His and her hidden truths take their time tumbling out, delayed by frustratingly contrived plotting. Clark was one of the movie's very few bright spots.
Clark is cast as the irresponsible Kate. The regal Michelle Yeoh plays Kate's boss, and there's a clever joke where she explains she chose "Santa" as her Anglicized name so that her Christmas shop would play better to customers. It's owned by a lady who goes by the name of Santa.
Clarke's acting yo-yos from great to awful but when she's good, she nails it, like in a standout moment when Kate opens up to Tom, voicing for the first time since a life-saving heart transplant the imposter syndrome and depression she's been battling.
She avoids her controlling, insane immigrant mom. The same goes for her judgmental sister. If either can be avoided, that's ideal. Their relationship is complex and is one of the reasons Kate is so complex. He's packed with dimensions in men that she's never seen or experienced.
Complicated love. Tom shows up on a bicycle once in awhile, talks to her, teaches her and then disappears for days. He's only available to her when he's wants and not when she wants him. He bicycles in and out of the story playing Tom as a positive to Clark's often negatively short-circuited Kate. Suddenly on hand to help her do just that is the dashing Tom (Henry Golding from Crazy Rich Asians), a free-spirited bike messenger who catches sight of her in full elf gear outside the store and leads her on odysseys through London's parks and alleyways. And though "Last Christmas, I gave you my heart, but the very next day you gave it away / This year, to save me from tears, I'll give it to someone special", is a bittersweet lyric, it does play a huge role in Paul Feig's holiday romantic comedy Last Christmas, starring Emilia Clarke and Henry Golding. As it is, the film is simply a trite rehash, recalling the stale charm of listening to the same Wham! song on the radio played one too many times over. So what? No one in the movie really matters other than Clark. Not Thompson. Not anyone.
The touching scene sees the protagonist breaking down as she finally pauses to comprehend what she's been through and how her approach to life has been impacted. In fact, Clark is so good, you don't even care that the ending is a bit heavy-handed. Unfortunately, it won't be a movie that fans of Christmas flicks return to, year after year. Clarke is a great lead, and shows off a different side to her acting chops than what we've encountered before.
Last Christmas is in theatres this weekend.
If you've not yet watched the trailers to this film - I strongly recommend going in blind.
Put Christmas in a title and it's irresistible. I actually think that this was a device that was underused, especially as the film draws into the meatier part of the plot. Last Christmas is released in cinemas on 15th November. Of course, they start to fall in something like love, or so Kate thinks.

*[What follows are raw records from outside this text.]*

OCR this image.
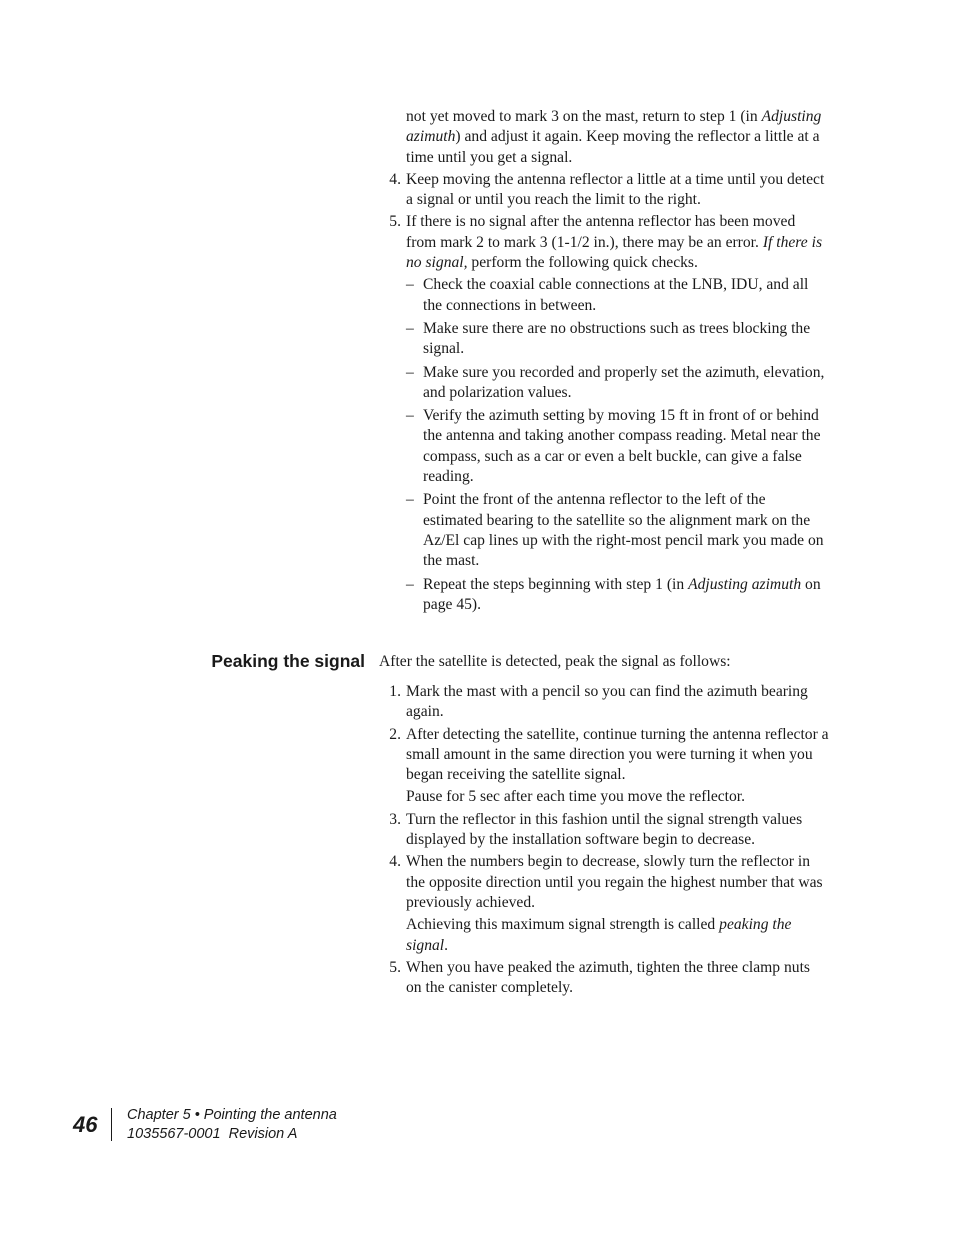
not yet moved to mark 3 on the mast, return to step 1 (in Adjusting azimuth) and adjust it again. Keep moving the reflector a little at a time until you get a signal.

4. Keep moving the antenna reflector a little at a time until you detect a signal or until you reach the limit to the right.

5. If there is no signal after the antenna reflector has been moved from mark 2 to mark 3 (1-1/2 in.), there may be an error. If there is no signal, perform the following quick checks.

– Check the coaxial cable connections at the LNB, IDU, and all the connections in between.
– Make sure there are no obstructions such as trees blocking the signal.
– Make sure you recorded and properly set the azimuth, elevation, and polarization values.
– Verify the azimuth setting by moving 15 ft in front of or behind the antenna and taking another compass reading. Metal near the compass, such as a car or even a belt buckle, can give a false reading.
– Point the front of the antenna reflector to the left of the estimated bearing to the satellite so the alignment mark on the Az/El cap lines up with the right-most pencil mark you made on the mast.
– Repeat the steps beginning with step 1 (in Adjusting azimuth on page 45).
Peaking the signal After the satellite is detected, peak the signal as follows:

1. Mark the mast with a pencil so you can find the azimuth bearing again.

2. After detecting the satellite, continue turning the antenna reflector a small amount in the same direction you were turning it when you began receiving the satellite signal.

Pause for 5 sec after each time you move the reflector.

3. Turn the reflector in this fashion until the signal strength values displayed by the installation software begin to decrease.

4. When the numbers begin to decrease, slowly turn the reflector in the opposite direction until you regain the highest number that was previously achieved.

Achieving this maximum signal strength is called peaking the signal.

5. When you have peaked the azimuth, tighten the three clamp nuts on the canister completely.

46 Chapter 5 • Pointing the antenna
1035567-0001  Revision A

But wait. He also did the redo of "Ghostbusters" and "Spy". So what you're faced with is a 50-50 shot of "Last Christmas" being worthy of not being the "last" Christmas. This won't be a Christmas classic; but it'll certainly get you in the holiday spirit. The 50 that's good is really, really good. There's an attempt at adding some depth to Last Christmas's proceedings by placing the story in the midst of Brexit and mounting tensions around "the other", but this and other secondary storylines really only serve as a conduit to Kate's eventual, and inevitable, transformation.